BUENOS AIRES (Reuters) – Peronism is dead. Long live the Peronists.
Argentina’s main political force for decades, the ruling Peronists only months ago looked down and out. Voters seemed ready to abandon them as inflation soared over 100%, the peso currency plunged and poverty spread.
Now the movement – which dates back to the 1940s, when it was founded by former President Juan Peron and his wife “Evita” – looks like it may yet again rise phoenix-like from the ashes of crisis. It has a new front-man, Sergio Massa, who is in a tight race to win Sunday’s presidential election run-off with anti-establishment outsider Javier Milei.
But in order to secure that win the Peronist movement is being forced to reinvent itself, with a shift towards the center from the leftist bloc of divisive ex-president Cristina Fernandez de Kirchner.
Kirchner, a close ally of regional socialists from Bolivia to Cuba, handpicked current President Alberto Fernandez four years ago and ran as his vice president, though the two have since clashed as both have seen their popularity decline.
Economy Minister Massa, a wheeler-dealer with connections across the political divide, is meanwhile pledging a unity government and has looked to win over moderate conservatives.
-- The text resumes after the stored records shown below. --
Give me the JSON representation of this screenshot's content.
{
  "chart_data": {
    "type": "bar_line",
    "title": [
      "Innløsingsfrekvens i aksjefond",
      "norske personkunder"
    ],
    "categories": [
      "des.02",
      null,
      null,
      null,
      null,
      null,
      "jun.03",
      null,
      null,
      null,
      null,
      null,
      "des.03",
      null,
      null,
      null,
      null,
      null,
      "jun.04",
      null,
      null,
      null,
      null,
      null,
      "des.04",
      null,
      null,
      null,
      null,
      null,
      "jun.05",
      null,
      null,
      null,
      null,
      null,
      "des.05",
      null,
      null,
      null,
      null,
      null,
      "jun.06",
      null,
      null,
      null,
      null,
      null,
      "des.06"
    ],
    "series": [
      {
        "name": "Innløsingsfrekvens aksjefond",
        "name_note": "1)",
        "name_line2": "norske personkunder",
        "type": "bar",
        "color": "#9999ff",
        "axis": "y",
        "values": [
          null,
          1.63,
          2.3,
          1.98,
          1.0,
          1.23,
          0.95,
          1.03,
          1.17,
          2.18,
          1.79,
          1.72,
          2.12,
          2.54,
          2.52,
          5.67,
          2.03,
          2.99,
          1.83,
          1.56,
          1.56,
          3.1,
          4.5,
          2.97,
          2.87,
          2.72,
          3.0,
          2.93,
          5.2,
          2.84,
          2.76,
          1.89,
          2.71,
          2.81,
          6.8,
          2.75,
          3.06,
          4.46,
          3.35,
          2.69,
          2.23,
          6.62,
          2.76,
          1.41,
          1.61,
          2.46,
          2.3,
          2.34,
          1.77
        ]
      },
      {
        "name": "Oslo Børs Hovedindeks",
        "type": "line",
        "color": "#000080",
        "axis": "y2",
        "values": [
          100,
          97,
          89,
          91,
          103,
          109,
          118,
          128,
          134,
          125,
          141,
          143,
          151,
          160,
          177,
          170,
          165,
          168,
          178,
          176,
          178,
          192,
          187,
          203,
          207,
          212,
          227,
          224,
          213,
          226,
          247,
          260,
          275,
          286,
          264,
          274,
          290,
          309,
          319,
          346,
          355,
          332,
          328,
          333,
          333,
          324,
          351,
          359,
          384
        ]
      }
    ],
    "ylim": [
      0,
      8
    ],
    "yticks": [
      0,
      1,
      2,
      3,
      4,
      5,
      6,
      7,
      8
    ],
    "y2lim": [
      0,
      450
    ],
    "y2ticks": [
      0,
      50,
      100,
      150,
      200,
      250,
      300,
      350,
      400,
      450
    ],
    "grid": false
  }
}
“If Massa wins, he will build a different leadership. There will be disagreements, but he will maintain the unity of the coalition,” Argentine Foreign Minister Santiago Cafiero, a Fernandez ally, told Reuters.
“Sergio’s strength was to get the politics in order. For a unity list he was the best candidate, because he’s not from any side and he resolved the internal tensions.”
Massa, 51, a lawyer with a wide network of business, union and diplomatic contacts, has looked to distance himself from both Fernandez and Kirchner during the campaign. He says he is offering change from within – although he has regularly dipped into the familiar Peronist play-book of tax cuts and attack-dog politics.
His rival Milei, a right-wing radical who has ridden on a wave of voter anger at the country’s economic crisis, often tries to tag Massa as “Kirchnerista”, though a new term “Massismo” has grown up around him.
Kirchner, who ran the country from 2007 to 2015, remains popular with a significant hardcore base, but has taken a back seat in the election build-up and is under the cloud of a corruption sentence handed down last year.
“The face of Peronism will undoubtedly change if it wins the election. It will readjust to the context as it always did,” said 24-year-old Ignacio Avalos in Buenos Aires.
PERONISM: LEFT OR RIGHT?
Since its founding, the Peronist movement has been nebulous and changing. While it leans to the left, it has included ideologies from the right also. Its defining feature is a focus on social justice.
“Everywhere has a right and a left. But here there is Peronism,” said Julia Saggini in Buenos Aires, a 32-year-old actress, defining it as “a movement giving rights to those who did not have them”.
This ability to be all things to all people has helped Peronism survive over the decades. But it has also created internal tensions and power struggles, the latest being that between the left and center.
The left-wing had backed a presidential candidate allied to Kirchner, but eventually lost out to Massa, who favors close ties with the United States and more fiscal discipline.
“If Massa wins, he will have to betray CFK (Kirchner): in Peronism there is no room for two commanders,” said political analyst Andres Malamud.
A source from the ‘Kirchnerista’ faction said the leftist bloc would stick to its principles but for now had got behind Massa.
“We do not have the same position on all issues, but we do agree on the general guidelines and we have a permanent dialogue with ‘Massismo’ that allows us to make progress,” added the source, asking not to be named.
Such unity would not likely withstand a Massa loss to Milei, however.
“If we lose there’s going to be a real debate within Peronism,” said another source from the ruling coalition, asking not to be named. “I am quite pessimistic unity will be maintained if we lose.”